Hay otra desertificación no menos preocupante que la provocada por el cambio climático. Pero de esa poco se habla. Es la desertificación interior producida por la tendencia (hoy global) a la primacía de lo uniforme. François Jullien, filósofo francés que estuvo la semana pasada en nuestro país, lo resume muy bien: “En los cuatro puntos cardinales se encontrarán inevitablemente los mismos escaparates, los mismos hoteles, los mismos carteles de dicha y consumo (…) Pero si en efecto hay dictadura es porque la uniformización no se limita a los bienes materiales, sino que invade el imaginario (...)”. Cuando llegamos a una ciudad y visitamos un mall, nos damos cuenta de que es prácticamente igual a los otros malls de otras latitudes. Ocurre lo mismo con los aeropuertos. Y empieza a pasar también con los hoteles. Pesadilla: nos despertamos en la noche y no sabemos dónde estamos. Los hoteles de las grandes cadenas han pasado a ser sucursales de Lo Mismo, el reino de lo Uniforme. Y en las ciudades, renombrados arquitectos diseminan sus mismas torres en Dubái, Santiago o Beijing, sin dialogar con la especificidad de cada paisaje. Arquitectura uniforme, urbanismo uniforme.
François Jullien, alojado en uno de esos hoteles en serie, en Santiago, nos reclama porque en su habitación no hay escritorio ni lámpara para escribir o leer. Como si ya no hubiera lectores ni escribientes: leer empieza a ser una expresión de lo “diferente”, de lo que resiste a lo uniforme. Pero también las cadenas de librerías reemplazan a las librerías con identidad propia y, en un mercado editorial homogéneo, las editoras independientes luchan por sobrevivir en el extenso y asfixiante mar de lo indistinto. El “boliche” del barrio cierra sus puertas, el bistrot es reemplazado por un restaurante de comida rápida y la fisonomía del barrio entrañable donde vivíamos comienza a desdibujarse, dejándonos extraviados en el desierto de lo igual. ¿No es eso lo más cercano al Infierno?

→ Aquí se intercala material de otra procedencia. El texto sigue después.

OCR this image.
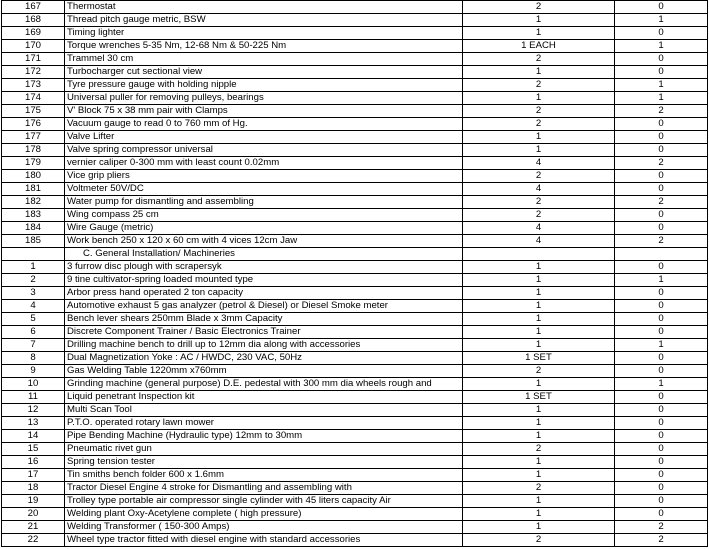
167	Thermostat	2	0
168	Thread pitch gauge metric, BSW	1	1
169	Timing lighter	1	0
170	Torque wrenches 5-35 Nm, 12-68 Nm & 50-225 Nm	1 EACH	1
171	Trammel 30 cm	2	0
172	Turbocharger cut sectional view	1	0
173	Tyre pressure gauge with holding nipple	2	1
174	Universal puller for removing pulleys, bearings	1	1
175	V' Block 75 x 38 mm pair with Clamps	2	2
176	Vacuum gauge to read 0 to 760 mm of Hg.	2	0
177	Valve Lifter	1	0
178	Valve spring compressor universal	1	0
179	vernier caliper 0-300 mm with least count 0.02mm	4	2
180	Vice grip pliers	2	0
181	Voltmeter 50V/DC	4	0
182	Water pump for dismantling and assembling	2	2
183	Wing compass 25 cm	2	0
184	Wire Gauge (metric)	4	0
185	Work bench 250 x 120 x 60 cm with 4 vices 12cm Jaw	4	2
	C. General Installation/ Machineries		
1	3 furrow disc plough with scrapersyk	1	0
2	9 tine cultivator-spring loaded mounted type	1	1
3	Arbor press hand operated 2 ton capacity	1	0
4	Automotive exhaust 5 gas analyzer (petrol & Diesel) or Diesel Smoke meter	1	0
5	Bench lever shears 250mm Blade x 3mm Capacity	1	0
6	Discrete Component Trainer / Basic Electronics Trainer	1	0
7	Drilling machine bench to drill up to 12mm dia along with accessories	1	1
8	Dual Magnetization Yoke : AC / HWDC, 230 VAC, 50Hz	1 SET	0
9	Gas Welding Table 1220mm x760mm	2	0
10	Grinding machine (general purpose) D.E. pedestal with 300 mm dia wheels rough and	1	1
11	Liquid penetrant Inspection kit	1 SET	0
12	Multi Scan Tool	1	0
13	P.T.O. operated rotary lawn mower	1	0
14	Pipe Bending Machine (Hydraulic type) 12mm to 30mm	1	0
15	Pneumatic rivet gun	2	0
16	Spring tension tester	1	0
17	Tin smiths bench folder 600 x 1.6mm	1	0
18	Tractor Diesel Engine 4 stroke for Dismantling and assembling with	2	0
19	Trolley type portable air compressor single cylinder with 45 liters capacity Air	1	0
20	Welding plant Oxy-Acetylene complete ( high pressure)	1	0
21	Welding Transformer ( 150-300 Amps)	1	2
22	Wheel type tractor fitted with diesel engine with standard accessories	2	2
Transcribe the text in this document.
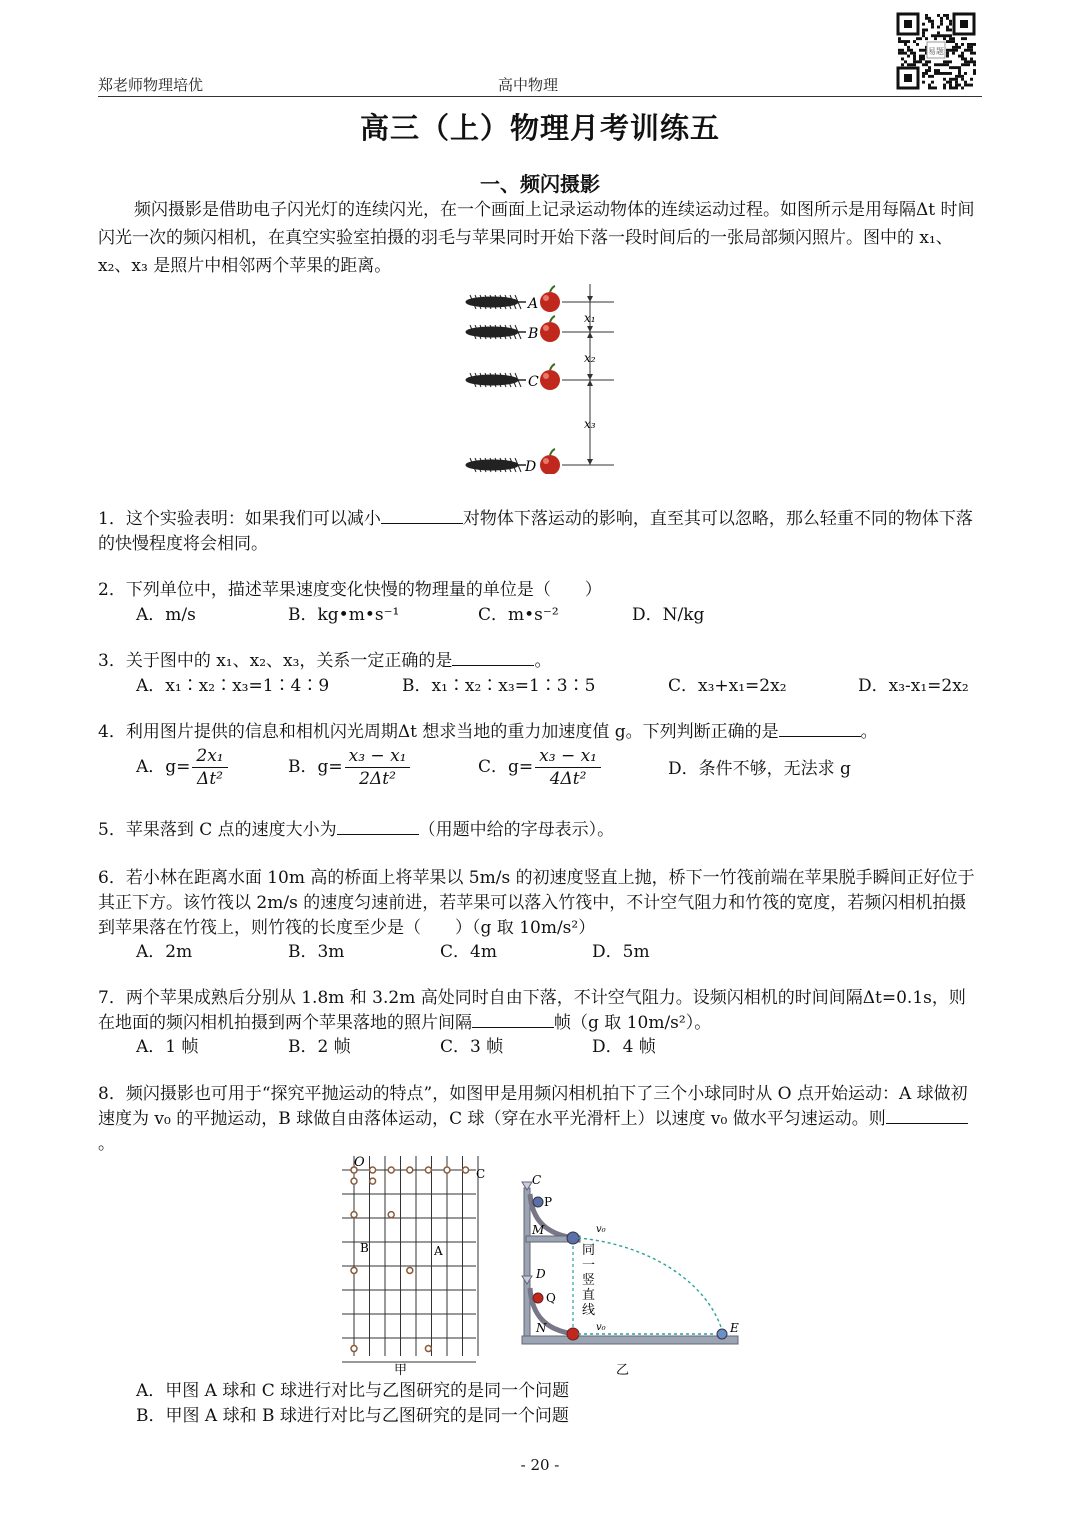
郑老师物理培优	高中物理
易题
高三（上）物理月考训练五
一、频闪摄影
频闪摄影是借助电子闪光灯的连续闪光，在一个画面上记录运动物体的连续运动过程。如图所示是用每隔Δt 时间闪光一次的频闪相机，在真空实验室拍摄的羽毛与苹果同时开始下落一段时间后的一张局部频闪照片。图中的 x₁、x₂、x₃ 是照片中相邻两个苹果的距离。
A
B
C
D
x₁
x₂
x₃
1．这个实验表明：如果我们可以减小	对物体下落运动的影响，直至其可以忽略，那么轻重不同的物体下落的快慢程度将会相同。
2．下列单位中，描述苹果速度变化快慢的物理量的单位是（　　）
A．m/s	B．kg•m•s⁻¹	C．m•s⁻²	D．N/kg
3．关于图中的 x₁、x₂、x₃，关系一定正确的是	。
A．x₁∶x₂∶x₃=1∶4∶9	B．x₁∶x₂∶x₃=1∶3∶5	C．x₃+x₁=2x₂	D．x₃-x₁=2x₂
4．利用图片提供的信息和相机闪光周期Δt 想求当地的重力加速度值 g。下列判断正确的是	。
A．$g= \frac{\text{2x₁}}{\text{Δt²}}$	B．$g= \frac{\text{x₃ − x₁}}{\text{2Δt²}}$	C．$g= \frac{\text{x₃ − x₁}}{\text{4Δt²}}$	D．条件不够，无法求 g
5．苹果落到 C 点的速度大小为	（用题中给的字母表示）。
6．若小林在距离水面 10m 高的桥面上将苹果以 5m/s 的初速度竖直上抛，桥下一竹筏前端在苹果脱手瞬间正好位于其正下方。该竹筏以 2m/s 的速度匀速前进，若苹果可以落入竹筏中，不计空气阻力和竹筏的宽度，若频闪相机拍摄到苹果落在竹筏上，则竹筏的长度至少是（　　）（g 取 10m/s²）
A．2m	B．3m	C．4m	D．5m
7．两个苹果成熟后分别从 1.8m 和 3.2m 高处同时自由下落，不计空气阻力。设频闪相机的时间间隔Δt=0.1s，则在地面的频闪相机拍摄到两个苹果落地的照片间隔	帧（g 取 10m/s²）。
A．1 帧	B．2 帧	C．3 帧	D．4 帧
8．频闪摄影也可用于“探究平抛运动的特点”，如图甲是用频闪相机拍下了三个小球同时从 O 点开始运动：A 球做初速度为 v₀ 的平抛运动，B 球做自由落体运动，C 球（穿在水平光滑杆上）以速度 v₀ 做水平匀速运动。则。
O
C
B	A
甲
C
P
M
D
Q
N	E
v₀
v₀
同一竖直线
乙
A．甲图 A 球和 C 球进行对比与乙图研究的是同一个问题
B．甲图 A 球和 B 球进行对比与乙图研究的是同一个问题
- 20 -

Pero lo que más debiera alarmarnos de esta otra “desertificación” es la uniformización de lo imaginario que señala Jullien. Cuando comenzamos a pensar, sentir lo mismo, cuando los antiguos héroes “distintos” de nuestra infancia (Ogú y Mampato en el caso de nosotros, niños chilenos de los 70) son reemplazados por arquetipos de videojuegos de una falsa universalidad. Porque lo uniforme es la perversión de lo universal. En el ámbito intelectual, también asistimos a algo parecido. Así, por ejemplo, el mercado de la autoayuda (igual en todas partes) sustituye a la filosofía y a la sabiduría: la estandarización espiritual hoy campea y no es lo mismo que “la sabiduría perenne” y universal de la que hablaba Aldous Huxley.
Por eso es tan importante sostener lo singular, lo diferente. Una forma de resistencia posible es el no aceptar que todo el mundo termine por comunicarse en un solo idioma universal, un inglés neutro ,“lingua franca” de lo Uniforme. La riqueza de “traducirse”, y de intentar hacerlo desde la propia lengua, no debe perderse. Por eso, la Traducción es hoy una de las actividades más relevantes para que Babel no se rinda ante el “globish”. ¡Viva la riqueza de Babel! Los chilenos, por ejemplo, debiéramos aprender rudimentos de mapunzungún… Y el latín y el griego debieran regresar ante la dictadura de las “lenguas útiles”. Pero la educación también se uniformiza: los rankings, protocolos y papers asfixian todo pensar vivo. ¿No es ese el más grande de todos los peligros, la peor de las desertificaciones? ¿Pero quién habla de ello, por qué no aparece como peligro? Porque ya ha penetrado en nuestro interior, porque comenzamos a sentirnos cómodos en Lo Mismo, en un Mundo Feliz y Uniforme. Cuánta razón tenía Nietzsche cuando decía, en 1888: “El desierto avanza. ¡Ay del que en su alma alberga desiertos!”. Mientras no dejemos de exclamar “¡Ay!”, desde lo singular que somos, ante la sequía de lo homogéneo, no todo está perdido.